Climate Risk is Business Risk
Climate-related impacts can disrupt operations and drive up costs. Physical risks include natural disasters like floods, droughts, and extreme weather. These events can disrupt global supply chains through impacts to production and storage facilities, interruptions to transportation, and marketplaces.
- Businesses are already feeling the financial and operational impacts of climate risk.
- Extreme weather costs EU farmers 28 billion euros a year.
- Insurance costs for commercial real estate are outpacing rent increases and general inflation.
Regulatory and Market Drivers are Accelerating Change
New corporate climate regulations, such as the Corporate Sustainability Reporting Directive (CSRD) in the EU and the California bill 261 and other state bills in the U.S. accelerate the need for corporate climate strategy. These laws require reporting on:
- Business impact on environmental and social factors
- Identified climate-related risks and opportunities
- Sustainability-related financial information
- Standards covering ESG topics
Beyond regulatory reporting requirements, climate-related aspects are also being integrated into standardized management systems. In February 2024, the International Organization for Standardization (ISO) amended ISO 9001, ISO 14001, and ISO 45001, to incorporate direct and indirect impacts related to climate change. Organizations certified under these standards are now required to assess climate-related risks and opportunities as part of their risk management processes.
The Business Case for a Corporate Climate Strategy
Climate action supports operational efficiency, energy savings, and cost control. Green buildings, for example, can enhance return on assets and profits due to savings in utility operating costs. The use of sustainable components/materials in building construction can increase overall property value.
- Businesses of any size can take meaningful action to achieve climate goals.
- Public and high-profile initiatives, such as achieving climate neutrality, gain the favor of employees, customers, and partners who want to be part of the solution to climate change.
Key Elements of an Effective Corporate Climate Strategy
Comprehensive climate strategies must be actionable and aligned with global standards, including:
- Comprehensive Greenhouse Gas (GHG) Inventory
- Science-Based Emissions Reduction Targets
- Actionable Decarbonization Roadmap
- Governance Structures Embedding Climate Risk into Business Planning
- Routine, Transparent Reporting and Stakeholder Engagement
Global Execution Requires Local Expertise
Implementing a corporate climate strategy across multiple countries presents complex challenges. Multinational organizations must navigate a patchwork of regulatory frameworks, cultural nuances, and technical requirements that vary significantly by region. That’s why local expertise is essential to deliver results that meet regional regulations and cultural expectations.

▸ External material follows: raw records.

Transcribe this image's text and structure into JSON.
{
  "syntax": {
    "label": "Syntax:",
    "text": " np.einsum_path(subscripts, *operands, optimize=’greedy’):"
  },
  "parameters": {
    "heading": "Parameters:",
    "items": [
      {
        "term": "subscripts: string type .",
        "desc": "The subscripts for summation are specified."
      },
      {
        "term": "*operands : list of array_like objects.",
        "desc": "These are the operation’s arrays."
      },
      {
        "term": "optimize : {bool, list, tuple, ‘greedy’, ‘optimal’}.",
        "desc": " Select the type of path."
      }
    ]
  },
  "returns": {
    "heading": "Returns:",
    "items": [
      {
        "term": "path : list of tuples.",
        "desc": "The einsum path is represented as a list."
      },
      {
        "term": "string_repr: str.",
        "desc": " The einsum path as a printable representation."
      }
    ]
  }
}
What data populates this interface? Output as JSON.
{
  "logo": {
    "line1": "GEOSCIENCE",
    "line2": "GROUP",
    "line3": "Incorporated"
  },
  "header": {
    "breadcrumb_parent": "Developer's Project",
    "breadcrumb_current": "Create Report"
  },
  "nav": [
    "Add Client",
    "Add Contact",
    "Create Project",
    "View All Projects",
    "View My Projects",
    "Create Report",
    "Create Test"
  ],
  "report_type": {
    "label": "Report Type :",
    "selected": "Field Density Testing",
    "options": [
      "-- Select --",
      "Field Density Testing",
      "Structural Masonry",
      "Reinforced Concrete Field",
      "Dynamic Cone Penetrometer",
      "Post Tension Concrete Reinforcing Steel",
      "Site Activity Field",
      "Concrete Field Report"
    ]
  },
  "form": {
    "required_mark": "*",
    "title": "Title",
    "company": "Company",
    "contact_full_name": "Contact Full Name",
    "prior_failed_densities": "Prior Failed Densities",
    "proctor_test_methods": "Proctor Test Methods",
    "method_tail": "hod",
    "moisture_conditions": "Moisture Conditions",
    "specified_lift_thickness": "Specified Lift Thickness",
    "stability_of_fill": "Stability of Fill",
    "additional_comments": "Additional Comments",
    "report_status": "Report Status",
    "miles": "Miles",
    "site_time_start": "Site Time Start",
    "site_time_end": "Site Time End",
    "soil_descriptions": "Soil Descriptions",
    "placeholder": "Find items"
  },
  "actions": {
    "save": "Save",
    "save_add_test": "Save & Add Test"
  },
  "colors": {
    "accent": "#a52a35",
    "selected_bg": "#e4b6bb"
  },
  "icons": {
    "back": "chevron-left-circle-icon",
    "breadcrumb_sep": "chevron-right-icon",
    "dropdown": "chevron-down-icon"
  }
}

| Global Climate Strategy | Local Expertise |
| Delivers global consistency and alignment | Delivers regional expertise and adaptability |
| Ensures regulatory compliance | Ensures cultural relevance and acceptance |
Assessing Readiness
Corporate climate strategy is critical not just for compliance, but for long-term resilience, competitiveness, and value creation. Businesses that take action immediately will be able to manage the accelerating changes and increasing pressure from regulators, investors, and customers.